Umsatz 2000 auf 70 Mill. DM korrigiert
Metabox mit Gewinnwarnung für 2000

Die am Neuen Markt notierte Metabox AG hat ihre Umsatz- und Gewinnprognose für das Jahr 2000 deutlich zurückgestuft. Als Grund nannte die Gesellschaft Verzögerungen bei der Kofiguration der neuen Generation von Set-Top-Boxen.

Reuters FRANKFURT. Wie Metabox heute in einer Pflichtveröffentlichung mitteilte, erwartet sie jetzt einen Umsatz von 70 Mill. DM gegenüber einer im April auf 198 Mill. DM angehobenen Umsatzprognose. Der erwartete Verlust liegt bei 15 Mill. DM, nachdem man zunächst von 14 Mill. DM Gewinn ausgegangen war. Grund sei eine Verzögerung bei der Konfiguration der neuen Generation von Set-Top-Boxen, hieß es. Die Aktien des Unternehmens sind in Folge der Gewinnwarnung am Vormittag über 40 % eingebrochen. Analysten und Händlern zufolge hat die Nachricht einen großen Vertrauensverlust gegenüber dem Unternehmen verursacht.

Mangelnde Abstimmung, fehlende Daten

Wie Metabox weiter mitteilte, wird der für das laufende Geschäftsjahr geplante Lieferbeginn für einen Auftrag von über 500 000 Metaboxen erst Anfang 2001 erfolgen. Dies sei auf Engpässe in der Softwareentwicklung zurückzuführen. Ein weiterer Grund liege in Abstimmungsschwierigkeiten mit dem Zulieferer der Entschlüsselungs-Software, die auf ausdrücklichen Kundenwunsch zu implementieren sei. Die von Seiten des Zulieferers noch fehlenden Daten werde Metabox nunmehr bis Ende Oktober erhalten, hieß es.

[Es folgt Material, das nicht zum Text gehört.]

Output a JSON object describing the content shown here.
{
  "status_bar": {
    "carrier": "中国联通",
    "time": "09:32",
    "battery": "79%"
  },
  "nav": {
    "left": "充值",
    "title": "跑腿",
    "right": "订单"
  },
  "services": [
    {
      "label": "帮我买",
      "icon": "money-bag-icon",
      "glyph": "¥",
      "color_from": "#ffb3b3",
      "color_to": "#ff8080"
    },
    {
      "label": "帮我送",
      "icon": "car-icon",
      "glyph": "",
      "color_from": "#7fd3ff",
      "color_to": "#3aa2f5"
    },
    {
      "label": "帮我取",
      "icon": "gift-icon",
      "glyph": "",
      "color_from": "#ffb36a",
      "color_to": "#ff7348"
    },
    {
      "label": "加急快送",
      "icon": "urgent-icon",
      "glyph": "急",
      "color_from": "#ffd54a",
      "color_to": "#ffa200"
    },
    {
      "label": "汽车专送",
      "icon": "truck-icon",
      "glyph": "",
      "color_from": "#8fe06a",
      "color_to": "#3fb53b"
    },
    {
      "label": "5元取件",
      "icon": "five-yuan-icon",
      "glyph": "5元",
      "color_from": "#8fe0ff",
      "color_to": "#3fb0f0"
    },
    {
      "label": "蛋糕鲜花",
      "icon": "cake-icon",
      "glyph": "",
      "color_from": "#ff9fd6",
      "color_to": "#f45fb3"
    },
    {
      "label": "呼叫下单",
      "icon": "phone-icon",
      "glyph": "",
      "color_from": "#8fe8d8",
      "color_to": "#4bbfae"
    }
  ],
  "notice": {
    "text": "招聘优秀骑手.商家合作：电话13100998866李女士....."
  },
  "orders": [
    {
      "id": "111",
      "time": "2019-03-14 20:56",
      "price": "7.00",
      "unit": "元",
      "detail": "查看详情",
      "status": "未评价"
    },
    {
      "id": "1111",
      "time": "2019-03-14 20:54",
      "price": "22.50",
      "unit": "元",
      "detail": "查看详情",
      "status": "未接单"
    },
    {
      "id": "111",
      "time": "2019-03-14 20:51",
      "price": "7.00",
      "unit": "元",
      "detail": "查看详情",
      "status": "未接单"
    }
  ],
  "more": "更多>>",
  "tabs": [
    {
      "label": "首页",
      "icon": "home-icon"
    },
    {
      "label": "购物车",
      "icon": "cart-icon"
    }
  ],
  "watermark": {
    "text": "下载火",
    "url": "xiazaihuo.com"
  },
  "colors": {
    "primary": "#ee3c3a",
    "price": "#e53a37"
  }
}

Auf Grund der inzwischen wesentlich erweiterten Personalressourcen im Softwarebereich des Unternehmens wird den Angaben zufolge die technische Abnahme des Gesamtsystems zeitnah erfolgen. Die Serienproduktion sei bereits vorbereitet und werde im Dezember, sofort nach der Abnahme, beginnen. Weiter hieß es, die Entscheidung über die Terminvereinbarung sei in enger Abstimmung mit dem Auftraggeber getroffen worden. Für das Jahr 2001 erwarte Metabox daher unverändert einen Umsatz von 600 Mill. DM.

Noch vor zwei Wochen hieß es: Alles läuft nach Plan

M.M. Warburg Analyst Achim Fehrenbacher sagte, er habe sich erst vor zwei Wochen mit dem Unternehmen unterhalten und die Auskunft erhalten, dass das Geschäft nach Plan verlaufe. Die Nachricht vom Morgen zeige aber, dass diese Darstellungen nicht ganz der Wahrheit entsprochen haben könnten. Fehrenbacher sagt, es sei nicht nachvollziehbar, dass eine solche Entwicklung in zwei Wochen passieren könne. Das Unternehmen müsse schon vorher davon gewusst haben. Sollte Metabox nichts gewusst haben, müsste das Unternehmen hingegen einen Fehler in seinem Unternehmensablauf haben. "Solche gravierenden Fehlentwicklungen muss man relativ zeitnah erkennen", betonte der Analyst der Betreuerbank von Metabox. Die Gesellschaft habe ihre Informationspolitik mangelhaft gefahren. Das Vertrauen in das Unternehmen sieht der Analyst durch diese Entwicklung langfristig belastet, so dass auch an den künftigen Planungen erhebliche Zweifel bestünden.

Weiterer Image-Verlust für den Neuen Markt



Ein Händler sagte, die Verunsicherung am Markt sei durch die Meldung sehr groß. Sie schade dem Image des Unternehmens und des Neuen Marktes. Ein anderer Händler sagte, die Börse sollte bei solchen Meldungen schneller reagieren und solche unseriösen Unternehmen von Handel ausschließen.

Noch am 13. September hatte Metabox-Vorstandschef Stefan Domeyer in einem Interview im Fernsehsender N-TV an dem Umsatzziel von rund 200 Mill. DM festgehalten. Zudem war Domeyer Zweifeln über die Verwirklichung bereits gemeldeter Auftragseingänge entgegen getreten.

Der Vorstand der Gesellschaft will am Mittag auf einer Pressekonferenz weitere Deteils zu der Entscheidung mitteilen. Bis gegen 10.40 Uhr gab die Aktie des Hildesheimer Set-Top-Boxen-Herstellers um mehr als 43 % auf 7,85 Euro nach.